According to the National Highway Traffic Safety Admin., which ran the program, the Toyota Corolla finished as the most popular new vehicle purchased, followed by the Honda Civic and Toyota Camry. The Ford Focus and Ford Escape were the only vehicles from the Detroit Three to make the top 10 list.

Pickups and SUVs from General Motors Co., Ford Motor Co. and Chrysler Group LLC dominated the trade-in list. Four-wheel-drive versions of the Ford Explorer ranked No.1, followed by the 2-wheel-drive Ford F-150 and 4WD Jeep Grand Cherokee.

NHTSA also says passenger cars accounted for 404,046 of all purchases, or 59% of deliveries, while trucks accounted for 450,778 of the 700,000 clunkers taken off the road. The top five manufacturers in the program included Toyota Motor Corp. with a market-leading 19.4% share, GM with 17.6%, Ford at 14.4%, Honda Motor Co. Ltd. with 13.0% and Nissan Motor Co. Ltd. at 8.7%.

The Cash for Clunkers program in the U.S. wound down yesterday evening, a wildly successful program but one haunted by computer glitches that frustrated many dealers.

According to the Dept. of Transportation, the 2-month-long Car Allowance and Rebate System incentive program resulted in 690,114 transactions valued at $2.88 billion.

Congress originally put $1 billion into the program with an expiration date of Nov. 1, but a mad dash by consumers to dealers compelled lawmakers to sink another $2 billion into it after the first few weeks.

The program awarded car buyers a voucher of up to a $4,500 toward the purchase or lease of new, more fuel-efficient model than the vehicle they traded.

Auto makers struggling through the worst sales downturn since the close of World War II embraced the program, as did their dealers.
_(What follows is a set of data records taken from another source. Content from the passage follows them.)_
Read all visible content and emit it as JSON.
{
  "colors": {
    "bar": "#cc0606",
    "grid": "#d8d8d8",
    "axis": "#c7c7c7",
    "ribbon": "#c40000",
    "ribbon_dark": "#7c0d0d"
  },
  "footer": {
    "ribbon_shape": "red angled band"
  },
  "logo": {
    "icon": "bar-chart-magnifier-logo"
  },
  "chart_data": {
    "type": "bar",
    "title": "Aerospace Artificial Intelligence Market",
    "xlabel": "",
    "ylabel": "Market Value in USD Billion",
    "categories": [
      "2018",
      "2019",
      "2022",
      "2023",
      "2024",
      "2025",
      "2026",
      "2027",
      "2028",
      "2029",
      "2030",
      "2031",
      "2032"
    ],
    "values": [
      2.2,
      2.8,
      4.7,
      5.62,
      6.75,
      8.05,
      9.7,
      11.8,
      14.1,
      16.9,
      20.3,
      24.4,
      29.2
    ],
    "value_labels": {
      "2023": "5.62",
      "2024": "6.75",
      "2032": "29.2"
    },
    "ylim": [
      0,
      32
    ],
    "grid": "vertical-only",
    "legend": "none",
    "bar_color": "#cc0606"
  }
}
But dealers also complained of computer glitches that kept them from being reimbursed for the vouchers. Some regional groups even threatened to pull out of program, saying they were unsure if they would get back the millions of dollars they were owed.
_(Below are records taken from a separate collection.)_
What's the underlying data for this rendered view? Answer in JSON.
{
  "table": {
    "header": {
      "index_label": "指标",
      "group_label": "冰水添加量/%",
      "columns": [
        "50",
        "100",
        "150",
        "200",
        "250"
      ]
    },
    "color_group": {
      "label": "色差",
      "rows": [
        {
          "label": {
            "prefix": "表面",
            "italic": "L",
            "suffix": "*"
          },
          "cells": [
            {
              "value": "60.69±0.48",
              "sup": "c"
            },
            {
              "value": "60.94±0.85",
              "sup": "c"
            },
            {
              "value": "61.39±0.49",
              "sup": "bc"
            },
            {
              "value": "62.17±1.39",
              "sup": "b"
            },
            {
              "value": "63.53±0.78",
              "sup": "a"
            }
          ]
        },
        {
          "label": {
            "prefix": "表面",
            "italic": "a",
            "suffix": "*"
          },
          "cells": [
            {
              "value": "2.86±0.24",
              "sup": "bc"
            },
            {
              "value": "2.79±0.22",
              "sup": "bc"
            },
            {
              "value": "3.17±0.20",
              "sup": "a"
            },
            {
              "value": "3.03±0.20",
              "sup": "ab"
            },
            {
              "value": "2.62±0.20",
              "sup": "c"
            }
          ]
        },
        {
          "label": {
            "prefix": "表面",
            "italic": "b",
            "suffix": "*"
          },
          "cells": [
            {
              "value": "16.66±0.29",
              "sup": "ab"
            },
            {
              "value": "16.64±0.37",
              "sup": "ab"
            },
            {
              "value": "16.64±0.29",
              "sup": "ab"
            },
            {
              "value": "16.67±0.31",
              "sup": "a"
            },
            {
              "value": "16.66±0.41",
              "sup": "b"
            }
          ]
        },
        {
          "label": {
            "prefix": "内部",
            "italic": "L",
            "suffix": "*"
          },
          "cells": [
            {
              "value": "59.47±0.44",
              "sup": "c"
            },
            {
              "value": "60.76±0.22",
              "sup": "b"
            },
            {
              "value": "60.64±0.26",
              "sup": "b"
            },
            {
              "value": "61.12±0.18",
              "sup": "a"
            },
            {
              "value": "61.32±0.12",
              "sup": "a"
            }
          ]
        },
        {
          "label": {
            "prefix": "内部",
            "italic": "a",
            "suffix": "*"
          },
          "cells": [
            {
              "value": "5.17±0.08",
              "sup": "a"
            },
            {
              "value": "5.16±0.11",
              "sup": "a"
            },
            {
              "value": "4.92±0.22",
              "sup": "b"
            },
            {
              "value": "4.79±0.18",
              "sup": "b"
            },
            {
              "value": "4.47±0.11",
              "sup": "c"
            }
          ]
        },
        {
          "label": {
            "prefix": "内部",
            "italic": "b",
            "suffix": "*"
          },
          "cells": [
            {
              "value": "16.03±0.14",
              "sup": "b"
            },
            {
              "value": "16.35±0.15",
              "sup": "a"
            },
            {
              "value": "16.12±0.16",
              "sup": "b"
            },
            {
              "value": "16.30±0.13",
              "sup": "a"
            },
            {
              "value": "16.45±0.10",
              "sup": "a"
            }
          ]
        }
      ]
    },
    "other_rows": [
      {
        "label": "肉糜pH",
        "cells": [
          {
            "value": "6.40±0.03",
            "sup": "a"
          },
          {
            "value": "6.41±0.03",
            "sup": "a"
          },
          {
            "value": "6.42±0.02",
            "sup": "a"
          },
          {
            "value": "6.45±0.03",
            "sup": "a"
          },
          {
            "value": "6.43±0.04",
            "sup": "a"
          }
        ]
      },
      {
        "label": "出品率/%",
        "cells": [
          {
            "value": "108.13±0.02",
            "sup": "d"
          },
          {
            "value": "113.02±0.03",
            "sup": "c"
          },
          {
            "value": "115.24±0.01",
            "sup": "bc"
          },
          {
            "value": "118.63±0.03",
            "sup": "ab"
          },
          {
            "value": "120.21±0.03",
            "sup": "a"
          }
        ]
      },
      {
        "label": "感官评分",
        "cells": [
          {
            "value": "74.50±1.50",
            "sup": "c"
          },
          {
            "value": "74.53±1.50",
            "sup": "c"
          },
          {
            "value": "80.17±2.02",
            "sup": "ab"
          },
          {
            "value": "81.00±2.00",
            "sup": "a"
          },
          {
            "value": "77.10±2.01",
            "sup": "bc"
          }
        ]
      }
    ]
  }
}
Auto makers responded with cash advances to dealers. The government says today the program proved an unqualified success.

“Manufacturing plants have added shifts and recalled workers,” says DOT Secretary Ray LaHood. “Moribund showrooms were brought back to life and consumers bought fuel-efficient cars that will save them money and improve the environment.

“This is one of the best economic news stories we’ve seen and I’m proud we were able to give consumers a helping hand,” LaHood says in a statement.

The average fuel economy of the new vehicles purchased under the program finished at 24.9 mpg (9.5 L/100 km), while the trade-ins averaged 15.8 mpg (14.9 L/100 km). The program spurred an increase in average fuel economy of 9.2 mpg (25.5 L/100 km), or 58%.

California, the nation’s largest new-vehicle market, was the biggest participant, accounting for $326.8 million in voucher requests. Texas, one of the nation’s largest truck markets, finished second with $183.8 million requested, followed by New York at $156.3 million.

The White House says the program will boost economic growth in the third quarter by 0.3 to 0.4 percentage points due to increased sales, and fourth-quarter production increases from auto makers replacing depleted inventories will help sustain an increase in that period’s GDP. The program also is expected to save 42,000 jobs in the second half of 2009, the White House says.